What’s The Plan?
This article was originally posted to AllAccess’ “Consultant Tips” series, written by Charese Fruge on April 28, 20202
What’s the plan? That seems to be the million dollar question right now. Americans are asking federal, state and city governments what’s the plan for returning to whatever the new normal is when the time is right. It’s an enormously controversial question across the country because some leaders are better prepared than others, and some are acting much quicker than anticipated whether they have an actual plan or not. There are federal guidelines in place that call for reopening the economy in phases, but certain requirements must be met first in order to ensure safety and no fall backs. As with the reopening of the economy (whenever that happens) we’ll be re-opening our businesses, and for those of us in the broadcast industry, we’ll be re-opening of our offices, studios and eventually our events.
Do you have a plan? Whether you’re a Mornings Show, Program Director, Sales Manager or Market Manager, it doesn’t matter what department you work in, if you are a leader, you need to have a plan in place to approach the new normal. While we as American’s sit in disarray waiting for our scientists and our government to tell us what to do, take this time to understand the importance of the phrase “It starts at the top.” That’s why it’s important to start thinking about what your plan is today, and putting together a playbook. Whether it’s a plan for you as individual talent, you as a programmer, or you as a market or sales manager, you need to be prepared so you can hit the ground running when you get the green light.
The most important question you have to ask yourself when putting together your plan is: “What did we learn from this experience?” Identify the good, the bad and the ugly. That way you can set goals and determine the steps needed to take to achieve them moving forward. And no, we don’t have all the answers, and don’t necessarily understand how and why everything happened the way it did, but again, if you go back to the lessons learned, you can put together a solid plan for the future. It’s also important to consider the question: “If I knew what I know now, what would I have done differently?” This will not only help you put your plan for moving forward together, but it will also help you have a plan in place if in fact we do fall back on the infectious pandemic again, or if in fact it does return in the fall as predicted by some scientists.

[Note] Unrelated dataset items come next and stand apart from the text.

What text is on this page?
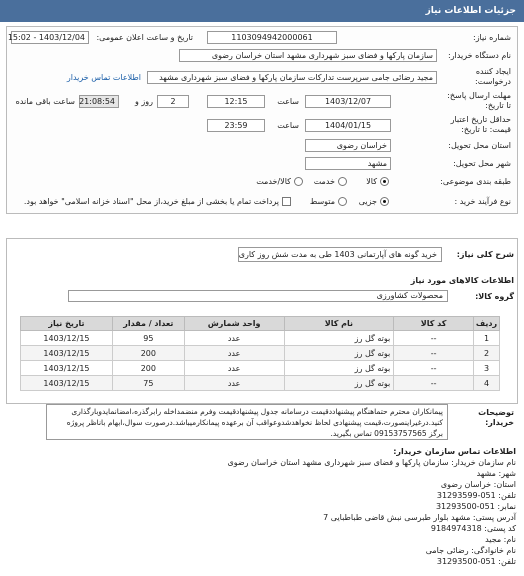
جزئیات اطلاعات نیاز
شماره نیاز:
1103094942000061
تاریخ و ساعت اعلان عمومی:
1403/12/04 - 15:02
نام دستگاه خریدار:
سازمان پارکها و فضای سبز شهرداری مشهد استان خراسان رضوی
ایجاد کننده درخواست:
مجید رضائی جامی سرپرست تدارکات سازمان پارکها و فضای سبز شهرداری مشهد
اطلاعات تماس خریدار
مهلت ارسال پاسخ: تا تاریخ:
1403/12/07
ساعت
12:15
2
روز و
21:08:54
ساعت باقی مانده
حداقل تاریخ اعتبار قیمت: تا تاریخ:
1404/01/15
ساعت
23:59
استان محل تحویل:
خراسان رضوی
شهر محل تحویل:
مشهد
طبقه بندی موضوعی:
کالا
خدمت
کالا/خدمت
نوع فرآیند خرید :
جزیی
متوسط
پرداخت تمام یا بخشی از مبلغ خرید،از محل "اسناد خزانه اسلامی" خواهد بود.
شرح کلی نیاز:
خرید گونه های آپارتمانی 1403 طی به مدت شش روز کاری
اطلاعات کالاهای مورد نیاز
گروه کالا:
محصولات کشاورزی
ردیف	کد کالا	نام کالا	واحد شمارش	تعداد / مقدار	تاریخ نیاز
1	--	بوته گل رز	عدد	95	1403/12/15
2	--	بوته گل رز	عدد	200	1403/12/15
3	--	بوته گل رز	عدد	200	1403/12/15
4	--	بوته گل رز	عدد	75	1403/12/15
توضیحات خریدار:
پیمانکاران محترم حتماهنگام پیشنهاددقیمت درسامانه جدول پیشنهادقیمت وفرم منضمداخله رابرگذره،امضانمایدوبارگذاری کنید.درغیراینصورت،قیمت پیشنهادی لحاظ نخواهدشدوعواقب آن برعهده پیمانکارمیباشد.درصورت سوال،ابهام باناظر پروژه برگز 09153757565 تماس بگیرید.
اطلاعات تماس سازمان خریدار:
نام سازمان خریدار: سازمان پارکها و فضای سبز شهرداری مشهد استان خراسان رضوی
شهر: مشهد
استان: خراسان رضوی
تلفن: 051-31293599
نمابر: 051-31293500
آدرس پستی: مشهد بلوار طبرسی نبش قاضی طباطبایی 7
کد پستی: 9184974318
نام: مجید
نام خانوادگی: رضائی جامی
تلفن: 051-31293500
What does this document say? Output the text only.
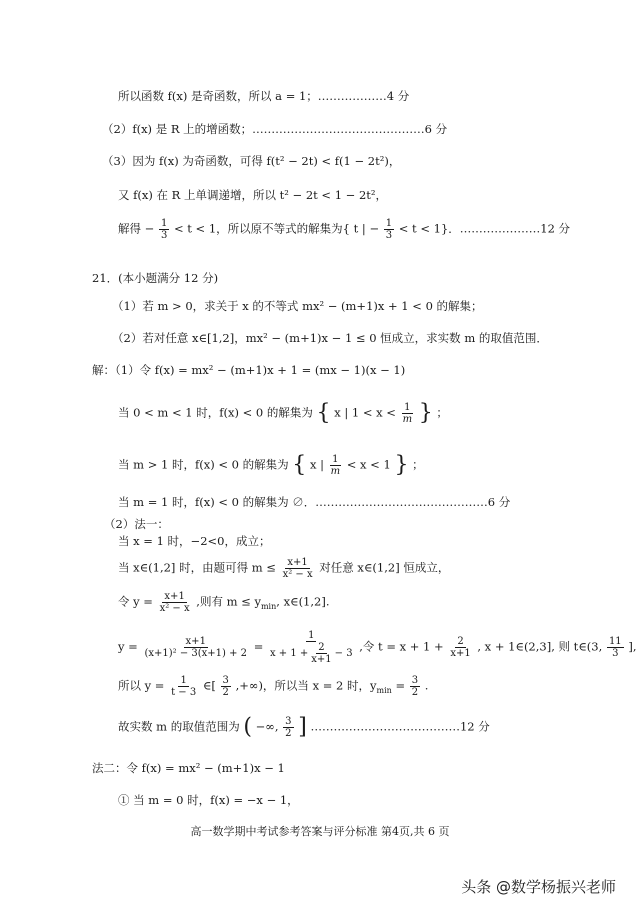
所以函数 f(x) 是奇函数，所以 a = 1；………………4 分
（2）f(x) 是 R 上的增函数；………………………………………6 分
（3）因为 f(x) 为奇函数，可得 f(t² − 2t) < f(1 − 2t²)，
又 f(x) 在 R 上单调递增，所以 t² − 2t < 1 − 2t²，
解得 − $\frac{1}{3} < t < 1$，所以原不等式的解集为{ t | − $\frac{1}{3} < t < 1$}．…………………12 分
21．(本小题满分 12 分)
（1）若 m > 0，求关于 x 的不等式 mx² − (m+1)x + 1 < 0 的解集；
（2）若对任意 x∈[1,2]，mx² − (m+1)x − 1 ≤ 0 恒成立，求实数 m 的取值范围．
解：（1）令 f(x) = mx² − (m+1)x + 1 = (mx − 1)(x − 1)
当 0 < m < 1 时，f(x) < 0 的解集为 { x | $1 < x < \frac{1}{m}$ } ；
当 m > 1 时，f(x) < 0 的解集为 { x | $\frac{1}{m} < x < 1$ } ；
当 m = 1 时，f(x) < 0 的解集为 ∅．………………………………………6 分
（2）法一：
当 x = 1 时，−2<0，成立；
当 x∈(1,2] 时，由题可得 $m \le \frac{x+1}{\text{x² − x}}$ 对任意 x∈(1,2] 恒成立，
令 $y = \frac{x+1}{\text{x² − x}}$ ,则有 $m \le y_{min}$, x∈(1,2].
$y = \frac{x+1}{\text{(x+1)² − 3(x+1) + 2}} = \frac{1}{x + 1 + \frac{2}{x+1} - 3}$ ,令 $t = x + 1 + \frac{2}{x+1}$ , x + 1∈(2,3], 则 t∈(3, $\frac{11}{3}$ ],
所以 $y = \frac{1}{t - 3}$ ∈[ $\frac{3}{2}$ ,+∞)，所以当 x = 2 时，$y_{min} = \frac{3}{2}$ .
故实数 m 的取值范围为 ( −∞, $\frac{3}{2}$ ] …………………………………12 分
法二：令 f(x) = mx² − (m+1)x − 1
① 当 m = 0 时，f(x) = −x − 1，
高一数学期中考试参考答案与评分标准 第4页,共 6 页
头条 @数学杨振兴老师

For talent and morning shows, here’s what you should consider when putting together your plan: How do you reunite the team safely in the studio and engage the audience while doing so? What listening habits and social habits did you create with the audience during the lockdown and how do you continue to incorporate them in the show? How do you turn those opportunities into potential ratings and revenue? Your sales team will be looking for ways to bounce back fast. It’s also important to keep it real. The economy will still be in bad shape and unemployment and lay-offs will continue to be an issue. So while the focus used to be how do we “wow” the audience with “out of the box” promotions and giveaways, now it needs to be how do we relate to them and how can we help them? A recent NuVoodoo survey just revealed the only thing the audience is looking for right now is commercial free music, quick updates and help with the rent, or bills, or groceries (cash). Understand what’s important to your audience and give it to them. Don’t worry about anything else.
For programmers, it’s a no brainer. In addition to the research on music sweeps and cash, early indications of stations whose ratings are maintaining, or increasing during the work from home phase are the comfort stations, predominately AC and Hot AC. The stations playing the hits while incorporating live and local talent who’ve adjusted their time slots to the new current prime time, extending morning shows until late morning and making sure to stay up to date with continued local coverage throughout the early afternoon. These listening patterns will need to be monitored closely as more and more people go back to work. It’s also a critical time for the program director to be the link between all departments right now. Making sure talent and the sales team communicate well, identifying what works for both sides and how and what can be monitored. You’ll also need to communicate what can realistically be done with the production teams and digital teams operating with skeleton crews. Be a part of the plan building process for everything that affects your brand or extension of the brand, after all you are “The Brand Manager.”
As for Market Manager’s, your plan is the most important. You are the team leader. You’ll want to identify who the A players were when it all went to hell. Who stepped up without drama? Who helped solve the problems, who had great solutions, who didn’t? Were there people on the team who were capable of multi-tasking while providing results? It’s not something any of us want to think about, but if we’re forced to make any further cuts, it will make things black and white. It’s important for you to lay out your plan for your team with basic phases of returning to the new normal. Make it a point to be a part of all of your department’s plans as a show of support and concern at a very uncertain time. There is nothing worse than no communication from the top. It makes people think and do crazy things. Nothing can be worse for the business from a revenue standpoint than where we are at this very moment, so you may have been busy before the pandemic hit, but right now it won’t hurt any further to take a few minutes to show you care. It’s the only path to success in an ego based business.
Remember, “It all starts at the top.”